Actitudes

La gente sabe que existe un tratamiento seguro y eficaz para la depresión, pero ¿por qué no todos buscan ayuda?

Pueden estar reprimiéndolo o negándolo. Aunque sepan que algo no anda bien, no buscan ayuda. Es una reacción normal aunque no es la adecuada en estos casos, ya que las siguientes actitudes pueden representar un gran riesgo:

  • tratar de olvidar lo malo;
  • convencerse a uno mismo de que las cosas todavía no están tan mal;
  • ansiar que se cure solo;
  • creer que "el tiempo cura las heridas";
  • creer que "mañana será otro día", y cosas así.

Detrás de estas esperanzas, estas ideas y estos deseos puede haber un miedo a los médicos, a las enfermedades o a conocer la verdad… o simplemente puede ser un gran número de pensamientos positivos.

Falta de conocimiento

También puede deberse a una falta de conocimiento sobre la depresión. Cuanto menos sepa sobre la depresión, el curso y el tratamiento de la enfermedad, menos posibilidades tendrá de actuar a tiempo, o de que los demás lo hagan.

En los últimos años, los médicos, las asociaciones de pacientes y los pacientes han hecho mucho para informar al público sobre las enfermedades mentales y sobre la depresión, en particular. Existen numerosas pruebas que indican que las actitudes negativas hacia la depresión han comenzado a desaparecer lentamente. En la actualidad, podemos ver y leer sobre personas muy conocidas que hablan de esta enfermedad en los periódicos o en la televisión. A veces también cuentan que han vuelto a trabajar o que han evaluado su situación y decidido comenzar a tener una vida más relajada.

Afortunadamente y para beneficio de todos, cada vez sabemos más acerca de la depresión; y éste es uno de los fines de DepNet.

Prejuicio

Sin embargo, existen muchos prejuicios contra la depresión. Imagine que tiene que contarles a sus colegas en el trabajo el motivo por el que ha estado enfermo tanto tiempo.

¿Qué les diría?...

  • que se lastimó esquiando en un viaje a los Alpes, 
  • que se lastimó al tropezarse en el umbral de su casa, 
  • que tenía una infección inofensiva y prolongada, 
  • que tenía úlceras estomacales, 
  • que tenía un problema cardíaco grave o 
  • que tenía depresión…

Todos creen que los trastornos mentales son muy diferentes de otros trastornos. Si tuvimos un trastorno mental, quizás nos sintamos avergonzados por no haber sido lo “suficientemente fuertes”. Intentamos esconder nuestra depresión en el trabajo y en nuestra casa porque no sabemos lo que la gente va a pensar y decir de nosotros.

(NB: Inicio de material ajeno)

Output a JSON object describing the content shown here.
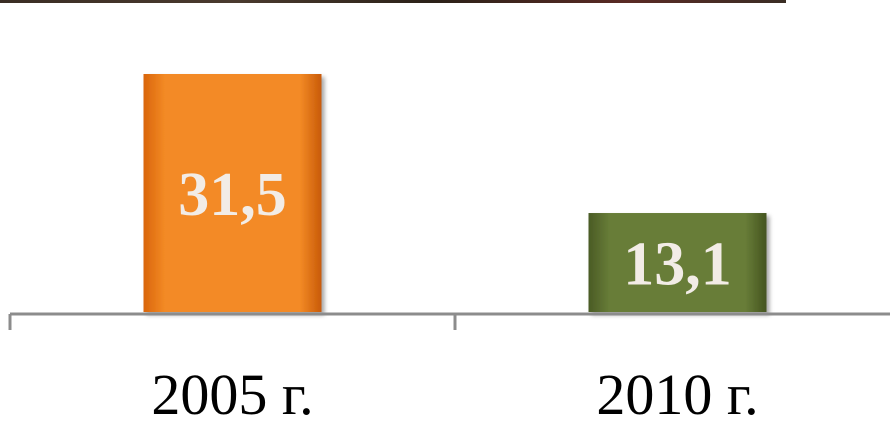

Intentamos pensar en todas las enfermedades que podemos causar al actuar irresponsablemente o comportarnos de manera estúpida. Muchas enfermedades, por ejemplo, pueden ocasionarse cuando: 

  • usamos tabaco,
  • consumimos alcohol,
  • tenemos malos hábitos con la higiene en la cocina,
  • practicamos algún deporte,
  • conducimos con imprudencia o 
  • no respetamos las medidas de seguridad en nuestro lugar de trabajo, etc.

Ahora, ¿no es extraño que una enfermedad mental nos haga sentir tan avergonzados y culpables? Si somos más abiertos y estamos más conscientes del problema de la depresión, pronto veremos a esta enfermedad como algo grave y lamentable, y no como algo de lo que debamos avergonzarnos.